I will think about it. You were right, explicit is better than implicit.

>> This whole thing reminds me of the Fedora 19 name „Schrödinger's Cat“,
>> which led to tools that could not handle umlauts and apostrophes being
>> fixed … or maybe not, because someone changed the U+0027 APOSTROPHE to
>> U+2019 RIGHT SINGLE QUOTATION MARK – thus masking the issue with quote
>> characters not being handled right instead of fixing it.
>
> Without a doubt, we need to test properly with all sorts of extra
> characters, especially unicode characters.
>
> We should be able to handle filenames that contain anything but
> newline (shouldn't have been allowed) and nul (already not allowed).
> We *might* want to disallow other control characters < ascii 32 also,
> since they're obviously asking for trouble.

Is anything other than ANSI escape codes ruining the terminal possible?

> Note that make has already survived this long without even allowing
> spaces in filenames. So perfection isn't really a requirement here.

The make utility has already survived this long without even rebuilding
a target when its build rules change – even though it is a very obvious
flaw. I think that bar is set way too low for our redo implementations.

>> I have not yet attempted to use redo-whichdo inside redo-ifchange to
>> generate dependencies – have you tried it? That would be the primary
>> use case of redo-whichdo, or so I guess.
>
> My own redo-ifchange already creates a dependency automatically on the
> main .do file and the nonexistent .do files leading up to it.

I am now using redo-whichdo inside redo-ifchange and it works very well,
an issue being that redo-ifchange is now slower. I think I can fix that.

> I did successfully write a .do script that bounces to other .do
> scripts using redo-whichdo in the original format I described. See my
> 'wvstreams' to the mailing list for a link to an example of that in
> action. I think it should be pretty easy to parse my original format
> or your suggested format (without $1 and $2 lines and using the error
> code) from sh.

I guess: <https://github.com/apenwarr/wvstreams/blob/master/delegate.od>

I have looked at it and still do not get it. To extract the targets, one
could just call redo-targets and copy those over, or am I mistaken here?

I wonder if there is any other use case.

>> > I often wish plan 9's rc shell had caught on.
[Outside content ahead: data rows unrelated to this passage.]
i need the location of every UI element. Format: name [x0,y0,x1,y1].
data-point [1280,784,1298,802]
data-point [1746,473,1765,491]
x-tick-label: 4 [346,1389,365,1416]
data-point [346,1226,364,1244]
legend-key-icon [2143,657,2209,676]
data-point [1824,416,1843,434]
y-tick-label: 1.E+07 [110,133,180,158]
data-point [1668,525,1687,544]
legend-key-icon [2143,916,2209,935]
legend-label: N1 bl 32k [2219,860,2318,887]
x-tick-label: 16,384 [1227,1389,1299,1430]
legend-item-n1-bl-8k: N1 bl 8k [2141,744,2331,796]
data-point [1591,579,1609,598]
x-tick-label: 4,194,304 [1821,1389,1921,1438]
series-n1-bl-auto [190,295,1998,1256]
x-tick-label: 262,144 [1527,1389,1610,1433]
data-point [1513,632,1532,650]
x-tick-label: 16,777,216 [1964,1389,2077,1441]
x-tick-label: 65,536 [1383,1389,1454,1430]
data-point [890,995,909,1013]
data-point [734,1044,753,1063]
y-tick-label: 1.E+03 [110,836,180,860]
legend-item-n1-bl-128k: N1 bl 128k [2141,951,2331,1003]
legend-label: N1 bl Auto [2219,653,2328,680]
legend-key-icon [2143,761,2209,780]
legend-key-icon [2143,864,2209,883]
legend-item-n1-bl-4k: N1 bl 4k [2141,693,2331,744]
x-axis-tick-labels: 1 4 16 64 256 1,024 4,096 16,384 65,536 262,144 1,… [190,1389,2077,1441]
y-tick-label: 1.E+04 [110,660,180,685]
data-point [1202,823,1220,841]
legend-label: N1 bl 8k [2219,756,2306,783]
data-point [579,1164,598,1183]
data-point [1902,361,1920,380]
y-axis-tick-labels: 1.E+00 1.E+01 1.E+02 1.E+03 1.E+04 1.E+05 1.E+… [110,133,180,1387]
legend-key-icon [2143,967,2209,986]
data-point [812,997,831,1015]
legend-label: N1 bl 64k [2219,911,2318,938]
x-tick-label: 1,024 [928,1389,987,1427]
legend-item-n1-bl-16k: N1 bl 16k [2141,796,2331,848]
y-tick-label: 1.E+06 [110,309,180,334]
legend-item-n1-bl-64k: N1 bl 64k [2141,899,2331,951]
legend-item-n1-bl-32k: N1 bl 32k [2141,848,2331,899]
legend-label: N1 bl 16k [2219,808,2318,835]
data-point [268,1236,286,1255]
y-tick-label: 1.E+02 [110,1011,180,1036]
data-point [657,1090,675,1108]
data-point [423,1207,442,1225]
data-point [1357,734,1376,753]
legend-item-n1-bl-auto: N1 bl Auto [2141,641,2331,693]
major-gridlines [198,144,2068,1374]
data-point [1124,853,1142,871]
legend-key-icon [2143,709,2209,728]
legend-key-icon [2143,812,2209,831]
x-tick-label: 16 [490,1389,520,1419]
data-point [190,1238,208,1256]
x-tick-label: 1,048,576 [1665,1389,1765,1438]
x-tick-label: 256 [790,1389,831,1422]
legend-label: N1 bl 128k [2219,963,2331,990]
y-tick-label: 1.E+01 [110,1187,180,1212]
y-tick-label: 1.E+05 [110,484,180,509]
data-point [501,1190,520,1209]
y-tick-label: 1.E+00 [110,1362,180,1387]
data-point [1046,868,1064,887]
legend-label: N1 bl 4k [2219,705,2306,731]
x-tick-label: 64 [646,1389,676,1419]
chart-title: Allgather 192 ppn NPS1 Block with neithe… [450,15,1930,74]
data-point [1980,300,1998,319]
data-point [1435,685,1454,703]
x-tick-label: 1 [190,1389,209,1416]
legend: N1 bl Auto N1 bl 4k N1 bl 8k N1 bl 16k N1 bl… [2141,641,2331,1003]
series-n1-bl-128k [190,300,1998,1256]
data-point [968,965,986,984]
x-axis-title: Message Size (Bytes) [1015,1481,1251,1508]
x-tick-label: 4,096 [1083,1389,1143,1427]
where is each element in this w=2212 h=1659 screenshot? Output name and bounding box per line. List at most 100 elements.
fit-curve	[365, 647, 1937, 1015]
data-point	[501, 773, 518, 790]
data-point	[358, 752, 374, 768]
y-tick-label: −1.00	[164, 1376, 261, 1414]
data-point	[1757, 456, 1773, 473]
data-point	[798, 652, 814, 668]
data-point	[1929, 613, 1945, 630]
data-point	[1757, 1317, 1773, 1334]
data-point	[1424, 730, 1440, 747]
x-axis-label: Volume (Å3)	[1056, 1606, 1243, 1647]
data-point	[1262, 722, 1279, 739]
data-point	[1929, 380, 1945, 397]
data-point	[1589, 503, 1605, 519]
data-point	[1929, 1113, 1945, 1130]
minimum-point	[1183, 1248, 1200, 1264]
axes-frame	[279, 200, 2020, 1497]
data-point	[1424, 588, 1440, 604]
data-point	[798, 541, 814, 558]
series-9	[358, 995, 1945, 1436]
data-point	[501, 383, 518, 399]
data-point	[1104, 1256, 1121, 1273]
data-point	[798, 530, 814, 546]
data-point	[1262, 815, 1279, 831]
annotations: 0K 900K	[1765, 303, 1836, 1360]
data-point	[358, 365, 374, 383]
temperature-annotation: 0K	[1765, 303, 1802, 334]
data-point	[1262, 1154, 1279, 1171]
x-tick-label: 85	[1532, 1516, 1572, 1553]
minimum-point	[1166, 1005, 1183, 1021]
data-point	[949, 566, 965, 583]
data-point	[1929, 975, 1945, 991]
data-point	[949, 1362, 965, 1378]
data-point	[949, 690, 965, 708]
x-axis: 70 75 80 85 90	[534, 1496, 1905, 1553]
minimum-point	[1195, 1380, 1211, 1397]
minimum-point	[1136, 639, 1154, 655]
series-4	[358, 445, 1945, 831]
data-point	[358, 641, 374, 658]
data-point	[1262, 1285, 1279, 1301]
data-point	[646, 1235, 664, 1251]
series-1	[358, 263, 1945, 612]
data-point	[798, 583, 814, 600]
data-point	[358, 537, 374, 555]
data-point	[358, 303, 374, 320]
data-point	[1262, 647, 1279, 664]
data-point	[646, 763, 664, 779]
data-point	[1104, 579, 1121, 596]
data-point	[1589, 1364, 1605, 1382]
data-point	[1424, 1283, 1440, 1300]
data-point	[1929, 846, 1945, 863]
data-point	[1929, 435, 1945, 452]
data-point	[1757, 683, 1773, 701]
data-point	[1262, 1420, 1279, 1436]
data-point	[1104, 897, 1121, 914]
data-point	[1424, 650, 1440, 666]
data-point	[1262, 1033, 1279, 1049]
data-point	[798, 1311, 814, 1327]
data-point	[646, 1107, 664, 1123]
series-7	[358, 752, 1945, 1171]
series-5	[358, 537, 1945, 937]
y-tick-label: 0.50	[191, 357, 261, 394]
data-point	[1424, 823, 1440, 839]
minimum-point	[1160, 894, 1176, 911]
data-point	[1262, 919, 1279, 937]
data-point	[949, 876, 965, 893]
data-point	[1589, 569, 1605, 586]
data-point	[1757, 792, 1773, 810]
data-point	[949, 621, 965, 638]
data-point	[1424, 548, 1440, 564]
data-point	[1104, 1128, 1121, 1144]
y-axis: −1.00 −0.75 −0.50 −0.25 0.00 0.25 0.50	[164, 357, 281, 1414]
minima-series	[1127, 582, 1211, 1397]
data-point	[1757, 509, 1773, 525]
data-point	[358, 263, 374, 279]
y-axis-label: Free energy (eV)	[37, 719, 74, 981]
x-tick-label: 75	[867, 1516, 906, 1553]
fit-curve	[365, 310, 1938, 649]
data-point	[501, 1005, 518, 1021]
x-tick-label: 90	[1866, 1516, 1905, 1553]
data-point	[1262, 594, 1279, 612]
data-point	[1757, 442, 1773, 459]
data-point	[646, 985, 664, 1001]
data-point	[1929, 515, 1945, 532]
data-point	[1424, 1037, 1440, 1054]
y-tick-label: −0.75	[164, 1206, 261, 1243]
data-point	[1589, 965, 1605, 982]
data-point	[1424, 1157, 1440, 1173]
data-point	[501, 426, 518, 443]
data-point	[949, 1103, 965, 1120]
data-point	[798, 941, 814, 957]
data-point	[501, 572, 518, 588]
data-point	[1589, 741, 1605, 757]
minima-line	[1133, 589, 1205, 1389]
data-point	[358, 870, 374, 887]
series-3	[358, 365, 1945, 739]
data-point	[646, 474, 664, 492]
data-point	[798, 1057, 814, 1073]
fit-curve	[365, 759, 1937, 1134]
At least it can handle
>> > arbitrary lists of strings, although I don't think they ever found a
>> > good way to share those lists with programs outside rc.
>>
>> I actually use the rc shell as my standard shell and I do not think it
>> can handle null bytes better. It is, however, a lot better than Bourne
>> shell ever was.
>
> No, I don't think it handles null bytes, but I think it supposedly
> does somehow manage to export lists into the environment and then take
> them out again, even if those lists contain spaces. I assume it does
> that through some kind of encoding. If there was a standard encoding
> that all shell stuff used automatically (even if it was base64...)
> then I would want to use that. Unfortunately, "whitespace" separation
> is the real standard, but nowadays that's too restrictive. Newline
> seems like an okay compromise.

The rc shell I have uses ASCII 001 SOH (start of heading) as a list separator:

--- snip ---
; env -i rc -c 'a=(1 2 3 4 5); env' |hd
00000000 50 41 54 48 3d 2f 75 73 72 2f 6c 6f 63 61 6c 2f |PATH=/usr/local/|
00000010 62 69 6e 3a 2f 75 73 72 2f 62 69 6e 3a 2f 62 69 |bin:/usr/bin:/bi|
00000020 6e 3a 2e 0a 61 3d 31 01 32 01 33 01 34 01 35 0a |n:..a=1.2.3.4.5.|
00000030
--- snap ---

>> > Have fun,
>>
>> I doubt it; programming is not fun.
>
> I guess that's a matter of opinion :)

That's just like, your opinion, man. ;)

> Avery

Nils

P.S.: I found 2 differences in our implementations, see my test scripts
for them: <http://news.dieweltistgarnichtso.net/bin/redo-sh.html#tests>

---snip---
# 2019-10-28T21:39+01:00 /tmp
; redo-whichdo default.do
/tmp/default.do.do
/default.do.do
/default.do
# exited 1
# 2019-10-28T21:39+01:00 /tmp
; $HOME/share/src/apenwarr/redo/bin/redo-whichdo default.do
default.do.do
default.do.do
default.do
../default.do.do
../default.do
# exited 1
---snap---

P.P.S.: I do not mean the relative paths, though those irritate me.